The World Cup cannot become background noise.
So, Is It Good for Football?
The honest answer is that nobody really knows yet.
On paper, the 48-team World Cup has a lot going for it. It gives more countries a chance. It could create new stories. It may bring the tournament closer to communities that have long watched from the outside. It also reflects the reality that football is no longer centred only on its traditional powers.
But there are valid doubts. The format may feel too long. The group stage may become uneven. Players may be pushed harder. Fans may find the travel expensive and the schedule heavy. The old World Cup had a shape people understood immediately. This version will have to earn that same trust.
The success of the 2026 tournament will not be decided by the format announcement. It will be decided by the matches.
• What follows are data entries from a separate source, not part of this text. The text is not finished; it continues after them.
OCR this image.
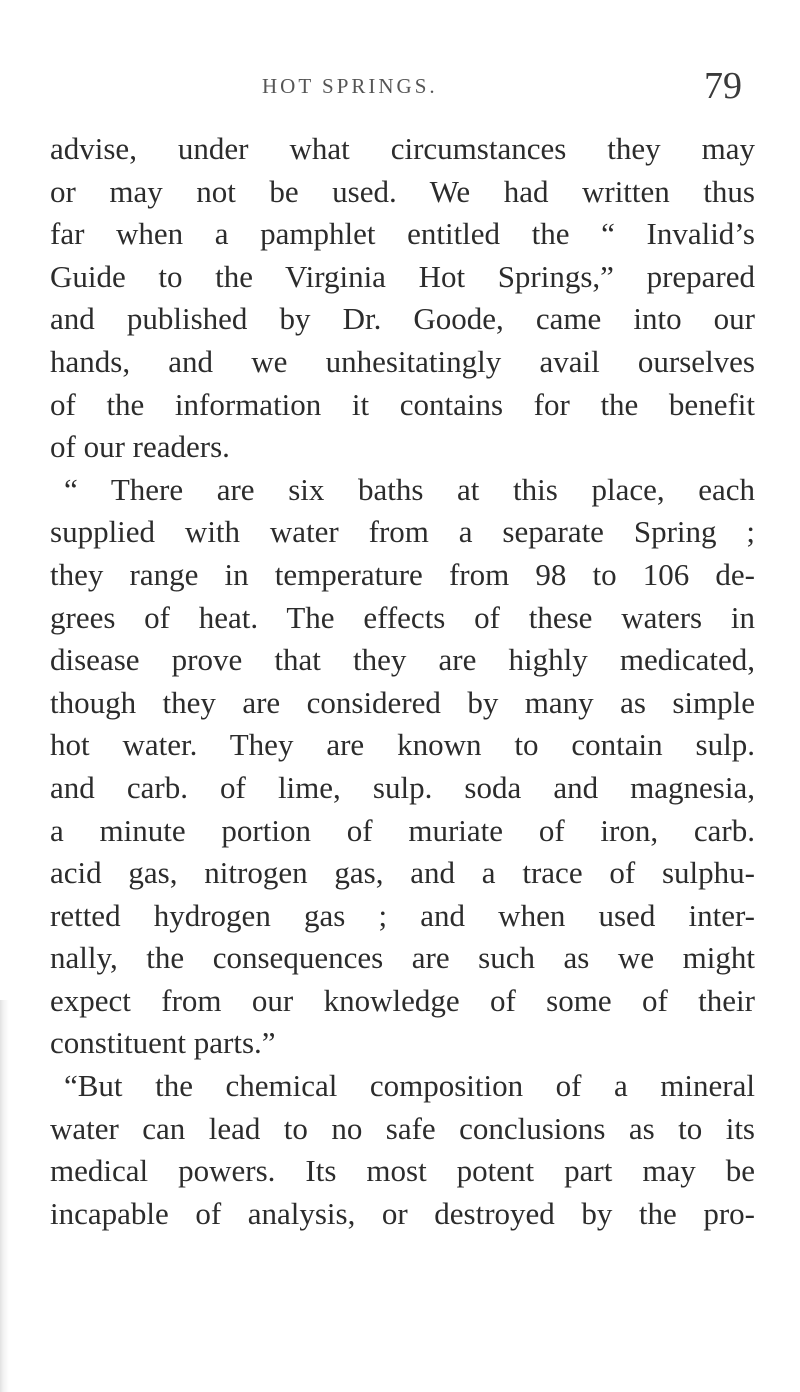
HOT SPRINGS.	79
advise, under what circumstances they may
or may not be used. We had written thus
far when a pamphlet entitled the “ Invalid’s
Guide to the Virginia Hot Springs,” prepared
and published by Dr. Goode, came into our
hands, and we unhesitatingly avail ourselves
of the information it contains for the benefit
of our readers.
“ There are six baths at this place, each
supplied with water from a separate Spring ;
they range in temperature from 98 to 106 de-
grees of heat. The effects of these waters in
disease prove that they are highly medicated,
though they are considered by many as simple
hot water. They are known to contain sulp.
and carb. of lime, sulp. soda and magnesia,
a minute portion of muriate of iron, carb.
acid gas, nitrogen gas, and a trace of sulphu-
retted hydrogen gas ; and when used inter-
nally, the consequences are such as we might
expect from our knowledge of some of their
constituent parts.”
“But the chemical composition of a mineral
water can lead to no safe conclusions as to its
medical powers. Its most potent part may be
incapable of analysis, or destroyed by the pro-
If the new teams compete well, if the Round of 32 brings drama, and if the tournament still feels like a rare global event, the expansion will probably be accepted quickly. Football fans complain about change, but they also adapt fast when the games are good.
If the early stages feel bloated, if too many matches lack tension, or if the best teams seem to be waiting for the “real” tournament to begin, the criticism will be louder.
The 48-team World Cup is good for football only if it keeps the one thing that made the tournament powerful in the first place: the feeling that every match matters.